Clausole abusive rilevabili anche dopo la vendita del bene pignorato
Con ordinanza del 30 dicembre 2023 il Giudice dell’esecuzione del Tribunale di Napoli, Dott. Giuseppe Fiengo, si è pronunciato in ordine alla possibilità, per il giudice dell’esecuzione, di rilevare eventuali clausole abusive pattuite con il consumatore, anche in sede di distribuzione, ovvero dopo la vendita del bene pignorato.
Ciò, sul presupposto del mancato, esplicito esame dell’abusività delle medesime clausole in sede monitoria.
Inoltre, la pronuncia si sofferma sulle modalità di informazione del consumatore (non costituito), quanto alla possibilità di avvalersi del rimedio dell’opposizione ai sensi dell’art. 650 C.p.c.

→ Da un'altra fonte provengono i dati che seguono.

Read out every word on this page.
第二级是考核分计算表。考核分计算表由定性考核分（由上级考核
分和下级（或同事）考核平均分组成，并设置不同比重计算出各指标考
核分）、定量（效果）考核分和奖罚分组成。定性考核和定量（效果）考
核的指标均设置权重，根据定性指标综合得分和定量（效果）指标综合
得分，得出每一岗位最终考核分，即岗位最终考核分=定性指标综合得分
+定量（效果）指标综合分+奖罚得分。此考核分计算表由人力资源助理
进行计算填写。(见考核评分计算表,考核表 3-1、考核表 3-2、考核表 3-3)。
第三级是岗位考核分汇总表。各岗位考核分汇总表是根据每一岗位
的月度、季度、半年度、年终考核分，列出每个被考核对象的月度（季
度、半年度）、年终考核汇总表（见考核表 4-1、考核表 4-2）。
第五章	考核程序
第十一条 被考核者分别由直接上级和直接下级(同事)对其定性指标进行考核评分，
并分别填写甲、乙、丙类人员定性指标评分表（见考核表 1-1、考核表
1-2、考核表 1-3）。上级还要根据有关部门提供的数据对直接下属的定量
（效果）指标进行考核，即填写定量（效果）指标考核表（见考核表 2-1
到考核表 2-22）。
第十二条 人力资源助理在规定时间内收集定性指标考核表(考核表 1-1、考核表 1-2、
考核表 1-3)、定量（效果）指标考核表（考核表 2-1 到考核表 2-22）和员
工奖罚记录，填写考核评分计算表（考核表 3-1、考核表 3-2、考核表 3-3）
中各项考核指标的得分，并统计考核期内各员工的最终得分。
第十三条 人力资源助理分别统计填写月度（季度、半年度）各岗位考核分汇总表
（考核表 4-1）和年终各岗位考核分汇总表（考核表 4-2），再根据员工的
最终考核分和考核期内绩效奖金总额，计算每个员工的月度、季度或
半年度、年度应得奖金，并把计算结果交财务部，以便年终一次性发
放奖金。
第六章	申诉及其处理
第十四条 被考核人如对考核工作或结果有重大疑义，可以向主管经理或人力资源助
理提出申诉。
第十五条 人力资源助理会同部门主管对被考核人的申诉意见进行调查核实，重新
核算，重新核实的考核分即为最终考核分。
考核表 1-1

La questione è stata affrontata dalla sentenza delle Sezioni Unite della Corte di Cassazione n. 9479/2023, le quali avevano applicato i principi sanciti a livello europeo dalla Corte di giustizia UE con la decisione 17 maggio 2022, C-600/19, Ibercaja Banco SA.
Ponendo l’attenzione sulla peculiarità del caso affrontato dalla Corte di Giustizia, e sottolineando la differenza rispetto al caso de quo, l’ordinanza in oggetto ritiene sussistente, anche nel caso in cui sia già avvenuto il trasferimento del bene pignorato, il potere-dovere del giudice di rilevare la possibile abusività delle clausole contenute nel contratto, in forza del quale è stato emesso il titolo azionato in sede esecutiva da parte del procedente.
Il consumatore, pertanto, deve essere invitato a proporre l’opposizione tardiva (così come rimodellata dalla pronuncia delle Sezioni unite della Corte di Cassazione, n. 9479/2023) mediante un atto da notificare ai sensi degli artt. 138 e ss. C.c.
E ciò per un triplice ordine di ragioni:
sarebbe difficilmente compatibile con il principio di tutela giurisdizionale effettiva un sistema che, lungi dal consentire al debitore – consumatore di vedere realizzato il proprio diritto (anche solo all’esito del giudizio di opposizione ex art. 650 c.p.c.) in via immediata sulle somme da distribuire e non assegnate (a fronte di eventuale provvedimento di sospensione adottato ai sensi dell’art. 649 C.p.c.), imponga ad una parte debole (quale è il consumatore) non solo di instaurare un giudizio di cognizione, ma, anche, eventualmente di instaurare un processo esecutivo magari innanzi ad un giudice diverso da quello del proprio foro;
ove il giudice dell’esecuzione non rilevi neppure in fase distributiva la potenziale abusività della clausola è elevato il rischio che il consumatore non sia mai adeguatamente informato in ordine agli strumenti mediante i quali far valere i propri diritti, con sostanziale frustrazione degli obiettivi perseguiti dalla direttiva 93/13/CEE;
il mancato rilievo in sede distributiva delle clausole abusive rischia, avuto riguardo al principio espresso dalla Corte di giustizia (sentenza dell’8 settembre 2022, C-80/21 82/21, E. K. S. K.) di differire (potenzialmente sine die) il decorso del termine di prescrizione del diritto alla ripetizione: prescrizione che funge, nella dimensione eurocomunitaria, da ulteriore correttore dell’asimmetria esistente tra professionista e consumatore.
Inoltre, l’interpello del consumatore non costituito nel giudizio di esecuzione, secondo la pronuncia in esame, non può essere compiuto mediante un semplice atto da comunicare in cancelleria, poiché tale modalità di comunicazione è ritenuta incompatibile con la ragionevole possibilità, per l’esecutato – consumatore, di proporre l’opposizione ex art. 650 C.p.c.
Tale modalità lascia infatti il consumatore in quella posizione di svantaggio rispetto alla parte avversaria che la giurisprudenza della Corte di Giustizia tende a bilanciare, e che non risulta neppure compatibile con la Convenzione europea dei diritti dell’uomo.
L’unica modalità di notifica ritenuta compatibile con il quadro normativo europeo, pertanto, secondo l’ordinanza pubblicata, non può che essere quella di cui agli artt. 138 e ss. C.p.c.
In conclusione, il Giudice fornisce specifiche indicazioni al consumatore, ovvero le uniche che, in base all’ordinanza in oggetto, possano consentire allo stesso di valutare in modo consapevole ed effettivo se avvalersi o meno del rimedio di cui all’art. 650 C.p.c. (come rimodulato dalle Sezioni Unite), ovvero:
le specifiche clausole del contratto che si ritengono abusive, e che hanno incidenza sull’accoglimento integrale o parziale della domanda del creditore;
le possibili conseguenze derivanti dall’eventuale accertamento della concreta abusività della clausole.